Investir dans les sables bitumineux: un crime contre l’humanité?

Par

La question est provocatrice. Elle est néanmoins sérieuse. Marc Lee la posait en juin dernier dans un billet sur le Progressive Economics Forum. Son argument est assez simple et difficilement contestable. Outre quelques cas précis, la plupart des Canadiens sont convaincus par les preuves scientifiques de l’existence des changements climatiques et de leurs liens avec l’émission de gaz à effet de serre.

Or, nous savons aussi que l’industrie des sables bitumineux émet une vaste quantité de ces gaz en plus de détruire de façon irrémédiable des écosystèmes entiers. Or, les changements climatiques causeront une augmentation des catastrophes naturelles, en plus d’importants déplacements de population, conséquence de la crue des eaux. En se fondant sur un rapport de Economics of Climate Adaptation qui calcule que les catastrophes naturelles des 50 dernières années ont causées 800 000 morts, Lee pose la question : combien en causeront celles qui seront provoqués par les changements climatiques? Qui portera la responsabilité de ces morts qui auraient pu être évités?
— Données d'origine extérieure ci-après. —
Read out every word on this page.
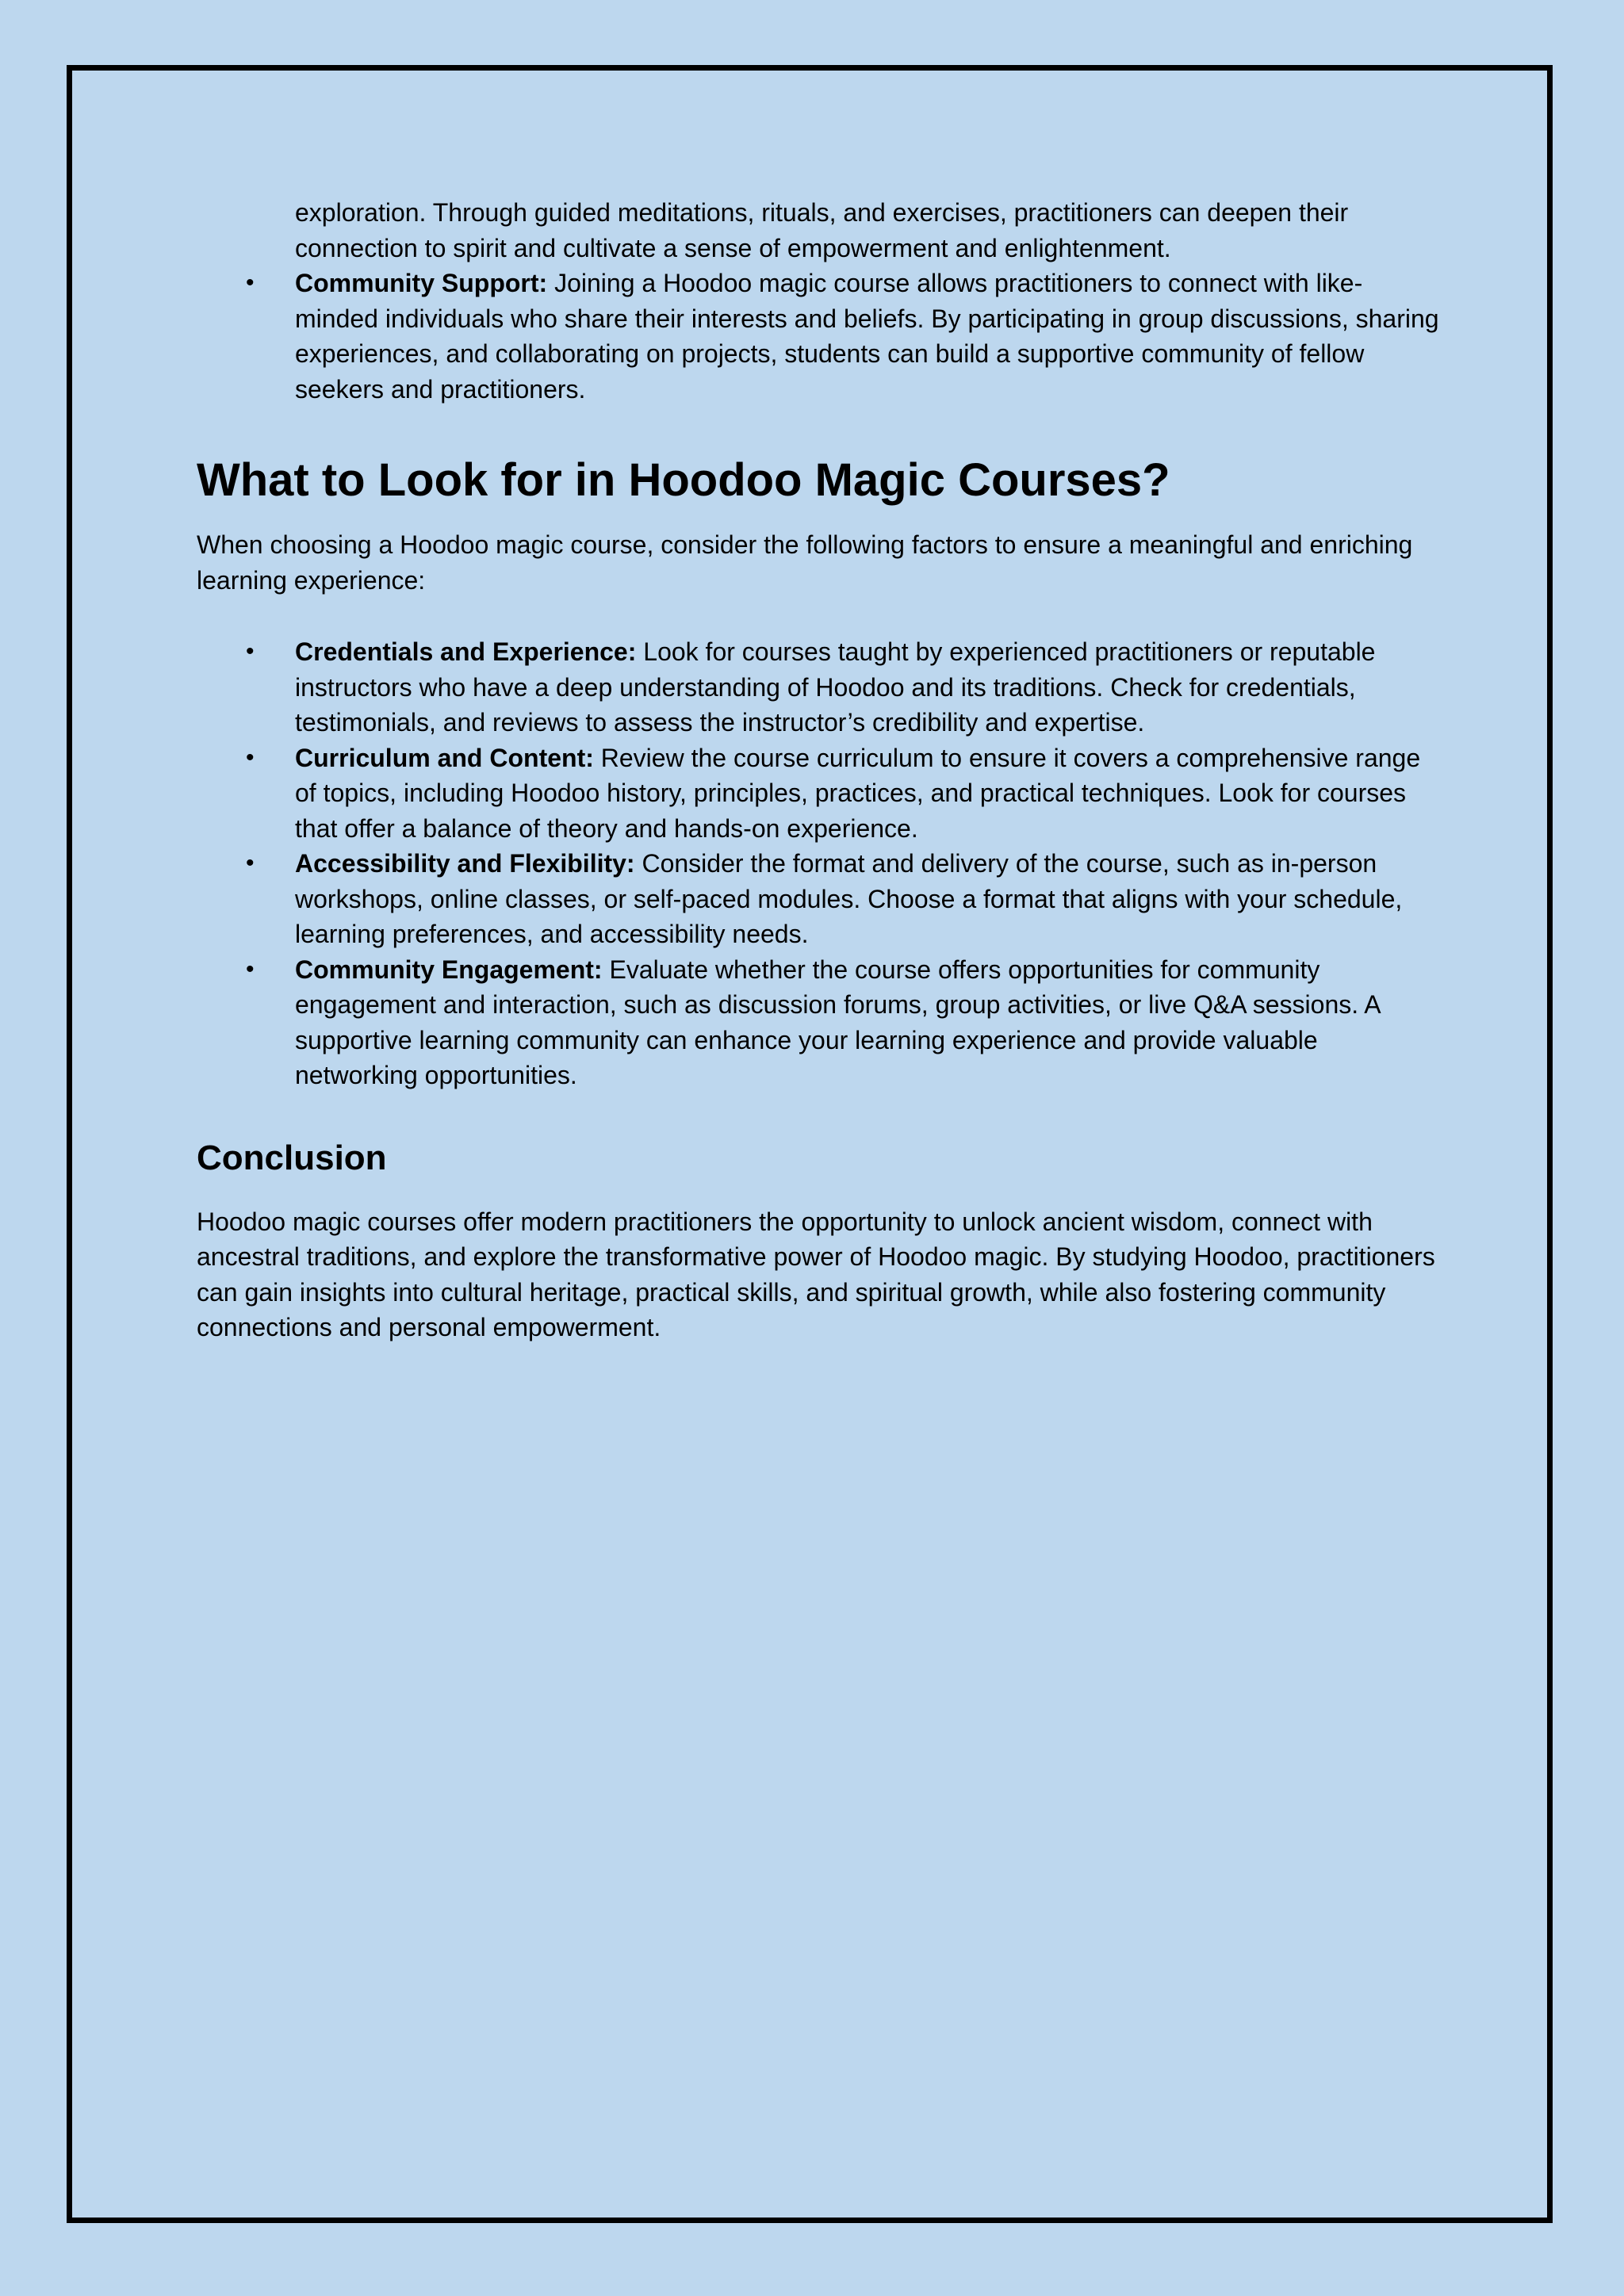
exploration. Through guided meditations, rituals, and exercises, practitioners can deepen their connection to spirit and cultivate a sense of empowerment and enlightenment.

• Community Support: Joining a Hoodoo magic course allows practitioners to connect with like-minded individuals who share their interests and beliefs. By participating in group discussions, sharing experiences, and collaborating on projects, students can build a supportive community of fellow seekers and practitioners.
What to Look for in Hoodoo Magic Courses?

When choosing a Hoodoo magic course, consider the following factors to ensure a meaningful and enriching learning experience:

• Credentials and Experience: Look for courses taught by experienced practitioners or reputable instructors who have a deep understanding of Hoodoo and its traditions. Check for credentials, testimonials, and reviews to assess the instructor’s credibility and expertise.
• Curriculum and Content: Review the course curriculum to ensure it covers a comprehensive range of topics, including Hoodoo history, principles, practices, and practical techniques. Look for courses that offer a balance of theory and hands-on experience.
• Accessibility and Flexibility: Consider the format and delivery of the course, such as in-person workshops, online classes, or self-paced modules. Choose a format that aligns with your schedule, learning preferences, and accessibility needs.
• Community Engagement: Evaluate whether the course offers opportunities for community engagement and interaction, such as discussion forums, group activities, or live Q&A sessions. A supportive learning community can enhance your learning experience and provide valuable networking opportunities.
Conclusion

Hoodoo magic courses offer modern practitioners the opportunity to unlock ancient wisdom, connect with ancestral traditions, and explore the transformative power of Hoodoo magic. By studying Hoodoo, practitioners can gain insights into cultural heritage, practical skills, and spiritual growth, while also fostering community connections and personal empowerment.
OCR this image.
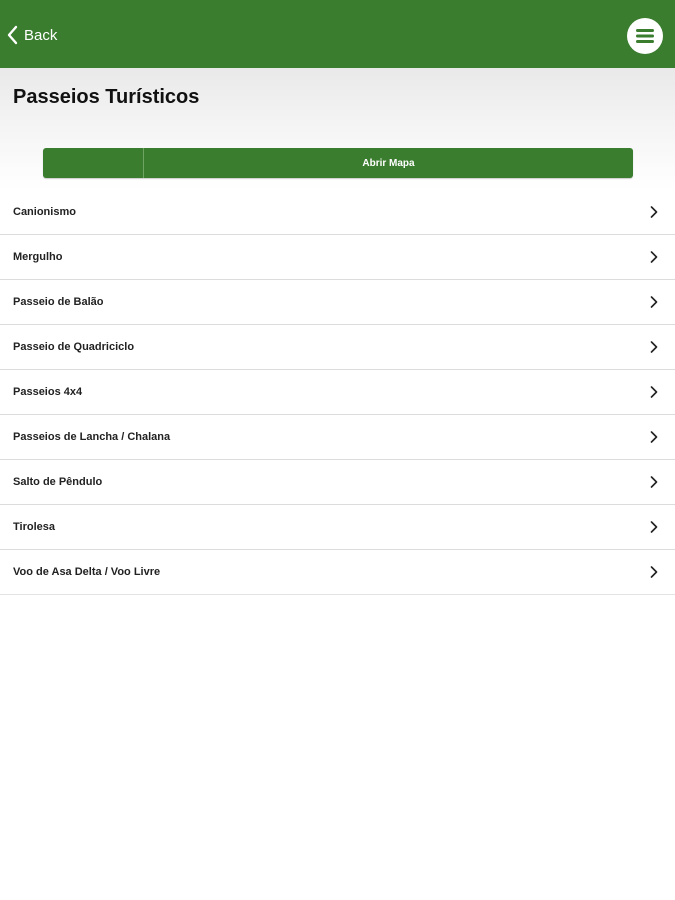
Back
Passeios Turísticos
Abrir Mapa
Canionismo
Mergulho
Passeio de Balão
Passeio de Quadriciclo
Passeios 4x4
Passeios de Lancha / Chalana
Salto de Pêndulo
Tirolesa
Voo de Asa Delta / Voo Livre
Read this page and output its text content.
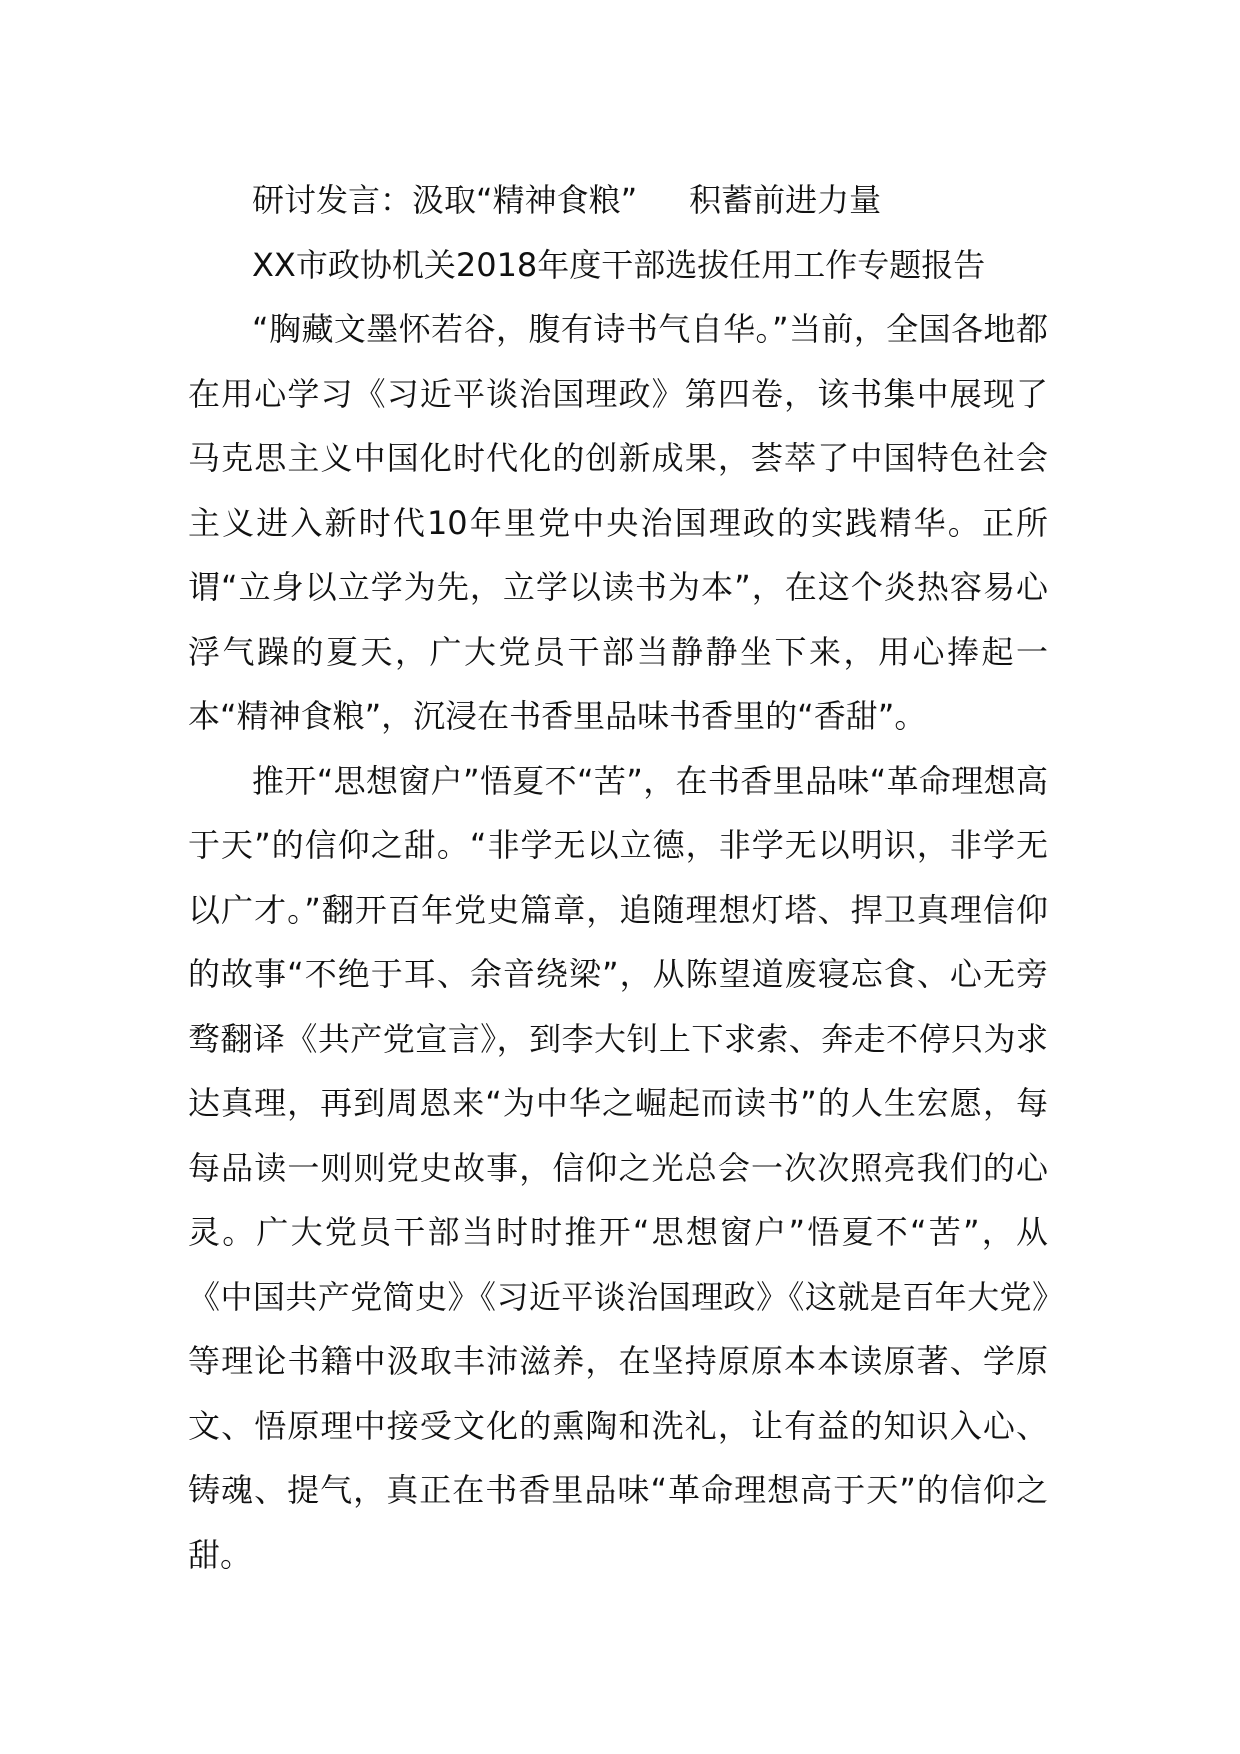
研讨发言：汲取“精神食粮” 积蓄前进力量

XX市政协机关2018年度干部选拔任用工作专题报告

“胸藏文墨怀若谷，腹有诗书气自华。”当前，全国各地都在用心学习《习近平谈治国理政》第四卷，该书集中展现了马克思主义中国化时代化的创新成果，荟萃了中国特色社会主义进入新时代10年里党中央治国理政的实践精华。正所谓“立身以立学为先，立学以读书为本”，在这个炎热容易心浮气躁的夏天，广大党员干部当静静坐下来，用心捧起一本“精神食粮”，沉浸在书香里品味书香里的“香甜”。

推开“思想窗户”悟夏不“苦”，在书香里品味“革命理想高于天”的信仰之甜。“非学无以立德，非学无以明识，非学无以广才。”翻开百年党史篇章，追随理想灯塔、捍卫真理信仰的故事“不绝于耳、余音绕梁”，从陈望道废寝忘食、心无旁骛翻译《共产党宣言》，到李大钊上下求索、奔走不停只为求达真理，再到周恩来“为中华之崛起而读书”的人生宏愿，每每品读一则则党史故事，信仰之光总会一次次照亮我们的心灵。广大党员干部当时时推开“思想窗户”悟夏不“苦”，从《中国共产党简史》《习近平谈治国理政》《这就是百年大党》等理论书籍中汲取丰沛滋养，在坚持原原本本读原著、学原文、悟原理中接受文化的熏陶和洗礼，让有益的知识入心、铸魂、提气，真正在书香里品味“革命理想高于天”的信仰之甜。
De notre point de vue, cette affirmation peut paraître hasardeuse, mais dans 50 ans, quel regard l’Histoire et ceux qui l’auront vécu jetteront sur nos choix d’investir dans ces énergies en se fondant sur leur seule rentabilité? Les 174 milliards de barils de pétrole que nous rêvons d’extraire seront-ils aussi séduisant pour le jugement de ceux et celles qui nous suivront?

La part du Québec

Au Québec, les sables bitumineux nous semblent bien lointains. Or, Eric Pineault a fait la démonstration que nous ne pouvons plus jouer à l’autruche. L’argent de la Caisse de dépôt et placement du Québec finance le développement d’entreprises qui œuvrent dans ce type d’énergie. Voici les 10 plus importants investissement en bourse de la Caisse, avec une mention spéciale pour les entreprises investissant dans les sables bitumeux.  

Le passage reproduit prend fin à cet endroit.